Ajoutons encore qu’une disposition d’“étiquetage” obligatoire est prévue, autrement dit l’obligation de mentionner clairement que tel contenu a été généré (en tout ou en partie) par l’IA. Cela vaut pour les chatbots, évidemment pour les “deep fakes” ou autres contenus générés par l’IA.
En matière d’IA générative, en particulier les dernières – et futures – générations d’outils du genre ChatGPT, Dall-E, Bard et consorts, des obligations supplémentaires de transparence seront de rigueur, modulées en fonction du degré de risque systémique qu’ils présentent.
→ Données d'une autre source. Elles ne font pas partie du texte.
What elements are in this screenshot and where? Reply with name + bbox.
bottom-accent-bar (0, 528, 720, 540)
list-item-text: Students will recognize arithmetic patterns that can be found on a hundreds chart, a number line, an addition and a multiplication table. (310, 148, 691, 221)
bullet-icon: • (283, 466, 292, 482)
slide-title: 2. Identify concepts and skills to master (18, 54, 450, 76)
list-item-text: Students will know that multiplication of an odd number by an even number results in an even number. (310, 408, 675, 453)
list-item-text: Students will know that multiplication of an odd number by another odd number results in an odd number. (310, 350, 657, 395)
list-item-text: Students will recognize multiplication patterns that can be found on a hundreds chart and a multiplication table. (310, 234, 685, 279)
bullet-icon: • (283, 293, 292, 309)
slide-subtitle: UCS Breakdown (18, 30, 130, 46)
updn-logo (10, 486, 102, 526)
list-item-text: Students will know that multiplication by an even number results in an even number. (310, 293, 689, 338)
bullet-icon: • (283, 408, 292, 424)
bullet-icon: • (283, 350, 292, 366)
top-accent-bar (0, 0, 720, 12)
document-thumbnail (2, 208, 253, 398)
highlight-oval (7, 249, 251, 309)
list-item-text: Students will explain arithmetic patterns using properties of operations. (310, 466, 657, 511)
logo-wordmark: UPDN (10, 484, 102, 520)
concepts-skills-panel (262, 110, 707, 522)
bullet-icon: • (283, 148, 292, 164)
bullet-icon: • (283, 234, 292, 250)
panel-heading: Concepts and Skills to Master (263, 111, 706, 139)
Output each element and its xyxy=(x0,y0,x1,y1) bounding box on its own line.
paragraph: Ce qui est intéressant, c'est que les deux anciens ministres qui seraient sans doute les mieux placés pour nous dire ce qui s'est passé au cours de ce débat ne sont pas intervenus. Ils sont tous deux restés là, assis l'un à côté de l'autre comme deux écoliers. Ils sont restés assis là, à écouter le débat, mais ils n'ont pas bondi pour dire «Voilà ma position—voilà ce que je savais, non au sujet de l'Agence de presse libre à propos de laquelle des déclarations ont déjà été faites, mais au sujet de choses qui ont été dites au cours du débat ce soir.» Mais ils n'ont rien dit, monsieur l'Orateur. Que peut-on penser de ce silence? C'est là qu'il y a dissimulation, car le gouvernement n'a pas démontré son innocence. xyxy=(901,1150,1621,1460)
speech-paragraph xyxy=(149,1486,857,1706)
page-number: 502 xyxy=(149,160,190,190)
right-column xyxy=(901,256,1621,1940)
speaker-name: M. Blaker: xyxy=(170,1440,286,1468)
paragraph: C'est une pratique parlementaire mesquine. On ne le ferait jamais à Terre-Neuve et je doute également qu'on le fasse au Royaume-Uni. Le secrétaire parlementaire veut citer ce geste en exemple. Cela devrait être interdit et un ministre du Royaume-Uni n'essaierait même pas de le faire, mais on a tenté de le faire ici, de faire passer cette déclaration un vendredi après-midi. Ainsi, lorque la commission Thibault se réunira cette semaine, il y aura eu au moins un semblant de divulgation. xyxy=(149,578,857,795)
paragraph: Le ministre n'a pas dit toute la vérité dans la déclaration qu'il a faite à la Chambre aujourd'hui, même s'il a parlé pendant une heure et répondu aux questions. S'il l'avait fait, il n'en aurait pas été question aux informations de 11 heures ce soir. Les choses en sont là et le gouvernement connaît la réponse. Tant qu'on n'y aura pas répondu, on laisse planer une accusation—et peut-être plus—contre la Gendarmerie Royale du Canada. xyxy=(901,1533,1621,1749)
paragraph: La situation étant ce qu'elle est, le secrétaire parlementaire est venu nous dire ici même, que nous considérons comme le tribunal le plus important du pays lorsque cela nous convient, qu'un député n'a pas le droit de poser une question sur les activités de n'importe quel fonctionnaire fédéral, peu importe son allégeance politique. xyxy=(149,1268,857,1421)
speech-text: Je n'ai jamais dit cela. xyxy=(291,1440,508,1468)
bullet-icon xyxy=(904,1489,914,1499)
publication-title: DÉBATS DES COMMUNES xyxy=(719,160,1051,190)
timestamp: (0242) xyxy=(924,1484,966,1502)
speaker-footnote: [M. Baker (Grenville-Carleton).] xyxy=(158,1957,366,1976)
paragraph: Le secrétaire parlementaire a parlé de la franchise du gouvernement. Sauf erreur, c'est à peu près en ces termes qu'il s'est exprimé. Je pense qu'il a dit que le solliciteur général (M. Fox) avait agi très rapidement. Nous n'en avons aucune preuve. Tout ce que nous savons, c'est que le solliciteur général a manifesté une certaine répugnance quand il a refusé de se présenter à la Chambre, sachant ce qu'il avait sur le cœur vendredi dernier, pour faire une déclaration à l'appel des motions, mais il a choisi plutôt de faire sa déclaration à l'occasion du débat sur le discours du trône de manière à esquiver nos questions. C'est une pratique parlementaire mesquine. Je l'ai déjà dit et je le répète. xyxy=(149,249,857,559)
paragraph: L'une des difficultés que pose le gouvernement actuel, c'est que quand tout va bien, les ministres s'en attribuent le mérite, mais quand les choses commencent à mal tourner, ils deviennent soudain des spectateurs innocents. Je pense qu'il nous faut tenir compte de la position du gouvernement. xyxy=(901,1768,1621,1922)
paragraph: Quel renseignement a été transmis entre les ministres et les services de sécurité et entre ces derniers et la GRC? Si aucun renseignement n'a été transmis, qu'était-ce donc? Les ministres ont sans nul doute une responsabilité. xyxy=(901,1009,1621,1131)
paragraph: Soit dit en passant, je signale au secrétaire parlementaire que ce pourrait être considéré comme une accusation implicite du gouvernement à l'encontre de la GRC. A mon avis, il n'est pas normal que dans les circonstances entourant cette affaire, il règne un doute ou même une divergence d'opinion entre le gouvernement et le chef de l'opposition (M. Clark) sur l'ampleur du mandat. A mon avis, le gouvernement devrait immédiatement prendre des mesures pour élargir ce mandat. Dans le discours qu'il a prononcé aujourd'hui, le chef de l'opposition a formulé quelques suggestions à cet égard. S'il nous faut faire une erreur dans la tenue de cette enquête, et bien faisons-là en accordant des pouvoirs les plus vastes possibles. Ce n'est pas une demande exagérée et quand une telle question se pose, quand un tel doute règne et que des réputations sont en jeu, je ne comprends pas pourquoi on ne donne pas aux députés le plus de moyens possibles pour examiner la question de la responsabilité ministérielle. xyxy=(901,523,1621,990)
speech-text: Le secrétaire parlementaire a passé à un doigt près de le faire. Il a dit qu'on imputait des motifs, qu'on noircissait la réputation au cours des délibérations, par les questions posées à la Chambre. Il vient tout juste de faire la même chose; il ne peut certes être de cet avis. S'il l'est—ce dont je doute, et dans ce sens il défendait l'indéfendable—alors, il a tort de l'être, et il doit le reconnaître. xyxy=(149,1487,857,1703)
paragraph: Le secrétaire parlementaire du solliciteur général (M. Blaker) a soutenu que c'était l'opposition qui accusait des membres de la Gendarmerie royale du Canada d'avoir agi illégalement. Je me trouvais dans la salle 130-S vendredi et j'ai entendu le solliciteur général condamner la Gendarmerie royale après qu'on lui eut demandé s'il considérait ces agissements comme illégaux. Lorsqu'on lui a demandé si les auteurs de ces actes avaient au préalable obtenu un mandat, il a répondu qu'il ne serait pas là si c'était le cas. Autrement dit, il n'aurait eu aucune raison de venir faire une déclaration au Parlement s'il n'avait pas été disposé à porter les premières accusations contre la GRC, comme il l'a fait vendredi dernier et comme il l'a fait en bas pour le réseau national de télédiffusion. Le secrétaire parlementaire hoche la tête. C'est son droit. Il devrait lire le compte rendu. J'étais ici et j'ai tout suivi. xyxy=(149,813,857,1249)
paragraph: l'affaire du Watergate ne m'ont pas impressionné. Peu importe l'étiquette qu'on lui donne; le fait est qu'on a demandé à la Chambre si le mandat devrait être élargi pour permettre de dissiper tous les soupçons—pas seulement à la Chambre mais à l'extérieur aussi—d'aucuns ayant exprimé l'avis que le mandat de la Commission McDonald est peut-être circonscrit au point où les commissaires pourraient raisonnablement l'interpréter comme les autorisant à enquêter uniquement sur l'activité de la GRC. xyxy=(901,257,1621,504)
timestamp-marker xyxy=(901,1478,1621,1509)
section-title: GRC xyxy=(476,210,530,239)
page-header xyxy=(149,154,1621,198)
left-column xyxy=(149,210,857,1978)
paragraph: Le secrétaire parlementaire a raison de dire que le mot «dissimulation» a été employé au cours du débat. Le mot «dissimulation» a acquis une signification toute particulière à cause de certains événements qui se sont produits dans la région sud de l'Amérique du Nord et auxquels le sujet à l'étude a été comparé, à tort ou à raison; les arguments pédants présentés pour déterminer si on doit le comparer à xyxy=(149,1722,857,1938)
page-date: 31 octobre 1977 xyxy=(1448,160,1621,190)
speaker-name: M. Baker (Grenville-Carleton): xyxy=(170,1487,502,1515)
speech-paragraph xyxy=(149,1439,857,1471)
Parmi ces obligations, citons “la rédaction d’une documentation technique, la mise en conformité avec la législation européenne sur les droits d’auteur et la mise à disposition de résumés détaillés concernant les contenus utilisés pour l’entraînement” du système ou dispositif.
AI Act : “In health, the European health data space will facilitate non-discriminatory access to health data and the training of artificial intelligence algorithms on those datasets, in a privacy-preserving, secure, timely, transparent and trustworthy manner, and with an appropriate institutional governance. Relevant competent authorities, including sectoral ones, providing or supporting the access to data may also support the provision of high-quality data for the training, validation and testing of AI systems.”